Hopes for therapeutic, understanding
Co-producer Paul Nguyen says director Jenny Popplewell reached out to him two years in the past to assist join with members of Markham’s Vietnamese neighborhood for What Jennifer Did.
“I can relate, being a Vietnamese particular person, second-generation and having pressures from my very own mother and father. And generally it damage me and upset me quite a bit, however I would not resort to one thing like this,” Nguyen instructed CBC Toronto.
(Pan and her household are ethnically Chinese language, however her mother and father got here to Canada as refugees from Vietnam.)
He says psychological well being points are “a really taboo topic in Asian communities.”

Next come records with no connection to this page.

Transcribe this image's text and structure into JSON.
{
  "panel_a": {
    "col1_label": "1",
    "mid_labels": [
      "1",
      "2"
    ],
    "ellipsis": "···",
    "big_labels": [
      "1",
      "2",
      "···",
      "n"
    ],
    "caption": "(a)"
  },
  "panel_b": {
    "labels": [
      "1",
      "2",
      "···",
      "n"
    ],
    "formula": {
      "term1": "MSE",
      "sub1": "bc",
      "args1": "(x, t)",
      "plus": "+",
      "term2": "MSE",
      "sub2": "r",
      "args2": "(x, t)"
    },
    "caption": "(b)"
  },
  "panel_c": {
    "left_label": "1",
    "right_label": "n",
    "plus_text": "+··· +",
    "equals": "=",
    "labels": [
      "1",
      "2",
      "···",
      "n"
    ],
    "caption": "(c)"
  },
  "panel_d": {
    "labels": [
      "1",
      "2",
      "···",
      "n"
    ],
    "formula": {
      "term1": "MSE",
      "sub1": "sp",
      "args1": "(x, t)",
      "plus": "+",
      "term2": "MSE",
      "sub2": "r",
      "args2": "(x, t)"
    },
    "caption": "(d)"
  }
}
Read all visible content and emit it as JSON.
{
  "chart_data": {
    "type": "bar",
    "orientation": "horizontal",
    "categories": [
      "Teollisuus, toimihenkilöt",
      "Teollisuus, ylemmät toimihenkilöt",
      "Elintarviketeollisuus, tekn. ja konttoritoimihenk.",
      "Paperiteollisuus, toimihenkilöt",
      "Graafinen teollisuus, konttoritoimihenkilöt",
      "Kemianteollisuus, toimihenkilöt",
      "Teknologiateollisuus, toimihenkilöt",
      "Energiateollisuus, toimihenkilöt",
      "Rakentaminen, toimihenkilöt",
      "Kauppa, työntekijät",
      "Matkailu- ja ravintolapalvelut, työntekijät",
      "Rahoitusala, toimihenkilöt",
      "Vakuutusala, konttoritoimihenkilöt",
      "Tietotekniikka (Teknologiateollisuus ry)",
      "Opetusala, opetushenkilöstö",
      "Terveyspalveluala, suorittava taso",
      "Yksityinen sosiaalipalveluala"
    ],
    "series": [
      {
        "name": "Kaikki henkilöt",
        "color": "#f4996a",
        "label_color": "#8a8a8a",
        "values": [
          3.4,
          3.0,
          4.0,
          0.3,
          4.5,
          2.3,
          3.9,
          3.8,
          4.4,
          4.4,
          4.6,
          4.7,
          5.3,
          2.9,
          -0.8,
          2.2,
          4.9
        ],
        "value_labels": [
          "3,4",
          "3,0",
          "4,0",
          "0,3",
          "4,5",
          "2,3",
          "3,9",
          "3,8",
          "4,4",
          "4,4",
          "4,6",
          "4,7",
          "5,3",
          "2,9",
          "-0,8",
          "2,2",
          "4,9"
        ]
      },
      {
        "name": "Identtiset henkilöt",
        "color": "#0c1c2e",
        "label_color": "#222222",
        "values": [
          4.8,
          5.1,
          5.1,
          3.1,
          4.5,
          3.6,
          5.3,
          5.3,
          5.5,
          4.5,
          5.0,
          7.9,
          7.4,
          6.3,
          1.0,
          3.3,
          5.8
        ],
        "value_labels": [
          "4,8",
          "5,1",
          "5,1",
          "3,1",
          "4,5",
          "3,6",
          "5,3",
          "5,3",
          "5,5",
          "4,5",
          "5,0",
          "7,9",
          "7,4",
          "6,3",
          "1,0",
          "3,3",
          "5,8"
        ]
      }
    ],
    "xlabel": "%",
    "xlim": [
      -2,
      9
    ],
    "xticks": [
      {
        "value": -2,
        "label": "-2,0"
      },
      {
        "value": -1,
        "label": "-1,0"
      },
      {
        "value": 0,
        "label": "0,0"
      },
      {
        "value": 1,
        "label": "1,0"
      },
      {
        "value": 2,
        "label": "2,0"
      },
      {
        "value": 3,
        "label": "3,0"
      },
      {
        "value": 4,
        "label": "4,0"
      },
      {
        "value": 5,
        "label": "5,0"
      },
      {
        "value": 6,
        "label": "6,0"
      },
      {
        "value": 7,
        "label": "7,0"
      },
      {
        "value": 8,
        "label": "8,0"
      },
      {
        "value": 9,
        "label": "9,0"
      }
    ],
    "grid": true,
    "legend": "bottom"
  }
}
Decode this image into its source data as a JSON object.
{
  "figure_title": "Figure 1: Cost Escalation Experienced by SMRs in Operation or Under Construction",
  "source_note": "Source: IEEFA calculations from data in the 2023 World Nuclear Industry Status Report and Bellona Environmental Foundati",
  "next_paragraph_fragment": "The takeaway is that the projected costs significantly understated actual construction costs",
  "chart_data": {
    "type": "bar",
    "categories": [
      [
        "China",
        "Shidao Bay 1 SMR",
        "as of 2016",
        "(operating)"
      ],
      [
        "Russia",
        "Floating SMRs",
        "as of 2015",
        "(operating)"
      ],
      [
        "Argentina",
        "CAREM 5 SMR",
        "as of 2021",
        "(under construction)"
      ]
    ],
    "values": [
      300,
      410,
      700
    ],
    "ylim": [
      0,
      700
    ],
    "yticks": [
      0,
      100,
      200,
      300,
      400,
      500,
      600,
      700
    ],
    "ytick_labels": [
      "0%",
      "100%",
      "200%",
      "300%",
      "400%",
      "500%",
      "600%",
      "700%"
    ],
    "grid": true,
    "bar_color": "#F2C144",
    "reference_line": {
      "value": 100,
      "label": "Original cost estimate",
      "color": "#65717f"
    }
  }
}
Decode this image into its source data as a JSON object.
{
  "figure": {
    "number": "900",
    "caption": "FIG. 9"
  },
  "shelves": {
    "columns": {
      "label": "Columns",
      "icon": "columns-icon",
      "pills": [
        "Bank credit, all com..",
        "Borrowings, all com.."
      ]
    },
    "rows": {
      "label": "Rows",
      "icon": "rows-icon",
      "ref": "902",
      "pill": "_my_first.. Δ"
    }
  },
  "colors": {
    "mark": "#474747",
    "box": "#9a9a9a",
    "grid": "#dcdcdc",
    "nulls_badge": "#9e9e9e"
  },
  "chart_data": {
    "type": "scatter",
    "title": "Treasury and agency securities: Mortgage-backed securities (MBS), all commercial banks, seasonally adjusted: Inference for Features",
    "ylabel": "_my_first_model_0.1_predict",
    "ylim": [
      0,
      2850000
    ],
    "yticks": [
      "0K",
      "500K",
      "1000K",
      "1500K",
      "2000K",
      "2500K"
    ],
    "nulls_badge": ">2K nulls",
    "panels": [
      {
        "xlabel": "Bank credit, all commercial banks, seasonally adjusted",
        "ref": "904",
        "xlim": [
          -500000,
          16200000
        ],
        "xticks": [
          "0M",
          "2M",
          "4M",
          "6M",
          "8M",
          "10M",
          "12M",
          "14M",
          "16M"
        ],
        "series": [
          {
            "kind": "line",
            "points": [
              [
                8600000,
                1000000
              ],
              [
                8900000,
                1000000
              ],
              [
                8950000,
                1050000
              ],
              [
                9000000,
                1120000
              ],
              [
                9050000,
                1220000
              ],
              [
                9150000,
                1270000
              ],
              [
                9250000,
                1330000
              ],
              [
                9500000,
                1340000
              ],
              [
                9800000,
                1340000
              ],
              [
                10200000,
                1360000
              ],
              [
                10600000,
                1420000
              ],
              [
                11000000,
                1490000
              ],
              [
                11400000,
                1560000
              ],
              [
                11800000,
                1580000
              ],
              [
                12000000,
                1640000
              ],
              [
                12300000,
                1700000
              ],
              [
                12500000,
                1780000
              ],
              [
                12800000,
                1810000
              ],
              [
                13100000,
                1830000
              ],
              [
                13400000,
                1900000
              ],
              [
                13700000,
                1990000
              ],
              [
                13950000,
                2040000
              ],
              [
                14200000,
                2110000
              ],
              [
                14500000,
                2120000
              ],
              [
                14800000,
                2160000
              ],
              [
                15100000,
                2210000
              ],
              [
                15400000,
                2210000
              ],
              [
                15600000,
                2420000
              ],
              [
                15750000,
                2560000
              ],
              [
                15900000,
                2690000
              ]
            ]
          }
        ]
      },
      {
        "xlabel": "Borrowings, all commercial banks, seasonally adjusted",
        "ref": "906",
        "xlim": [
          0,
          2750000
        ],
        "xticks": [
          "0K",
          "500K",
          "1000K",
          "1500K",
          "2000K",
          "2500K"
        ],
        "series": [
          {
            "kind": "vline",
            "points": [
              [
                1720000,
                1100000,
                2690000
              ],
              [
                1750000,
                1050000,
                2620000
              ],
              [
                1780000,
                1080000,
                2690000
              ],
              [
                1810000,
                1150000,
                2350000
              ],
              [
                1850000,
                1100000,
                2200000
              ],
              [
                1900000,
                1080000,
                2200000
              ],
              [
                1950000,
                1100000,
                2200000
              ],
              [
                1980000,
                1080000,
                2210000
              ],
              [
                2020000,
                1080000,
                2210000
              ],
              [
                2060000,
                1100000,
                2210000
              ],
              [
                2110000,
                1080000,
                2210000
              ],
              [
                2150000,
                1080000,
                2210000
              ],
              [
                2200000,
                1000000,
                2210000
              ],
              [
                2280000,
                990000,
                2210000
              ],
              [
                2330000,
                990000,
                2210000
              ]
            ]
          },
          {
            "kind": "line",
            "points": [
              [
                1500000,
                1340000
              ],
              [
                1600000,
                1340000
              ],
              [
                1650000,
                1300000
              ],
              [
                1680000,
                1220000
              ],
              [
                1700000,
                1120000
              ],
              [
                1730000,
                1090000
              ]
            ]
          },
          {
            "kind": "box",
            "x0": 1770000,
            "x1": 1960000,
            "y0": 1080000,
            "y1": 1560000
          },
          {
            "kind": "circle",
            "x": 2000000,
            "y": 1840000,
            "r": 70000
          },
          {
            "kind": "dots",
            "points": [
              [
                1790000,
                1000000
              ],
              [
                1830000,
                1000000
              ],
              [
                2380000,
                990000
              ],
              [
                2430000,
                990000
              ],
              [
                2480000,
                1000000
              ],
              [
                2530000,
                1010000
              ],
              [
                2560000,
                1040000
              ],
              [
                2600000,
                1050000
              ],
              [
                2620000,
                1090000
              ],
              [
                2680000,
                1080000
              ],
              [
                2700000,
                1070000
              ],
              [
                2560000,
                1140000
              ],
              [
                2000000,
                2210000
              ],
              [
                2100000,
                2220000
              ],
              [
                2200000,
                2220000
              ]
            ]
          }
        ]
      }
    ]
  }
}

“I simply hope that the dialogue can occur and have extra therapeutic and folks can come to the understanding and keep away from these sorts of conditions.”
Pan was sentenced in 2015, at age 28, to life in jail with no parole for 25 years for first-degree homicide and tried homicide. Her co-accused — Wong, Lenford Crawford and David Mylvaganam — obtained the identical sentence.
The Ontario Attraction Courtroom ordered in Could 2023 a retrial for the 4 for the first-degree homicide cost. Their legal professionals argued partially that it was unfair for the choose to solely current two choices to the jury: That the assault was both deliberate and deliberate, with the intention to homicide each mother and father, or that the assault arose as a part of a house invasion and theft gone flawed.
Grimaldi, additionally a criminal offense reporter who lined Pan’s trial and wrote a e book concerning the case, says he hopes the documentary makes folks rethink the judgments they could have made about Pan on the time.
“She was actually made out to be the daughter from hell. Actually, that was a entrance web page of the Toronto Solar, ‘Daughter from Hell,'” he stated.
“Now, with a little bit of time, we will look again and see it is possibly a bit extra of a nuanced story and that it is extra advanced.”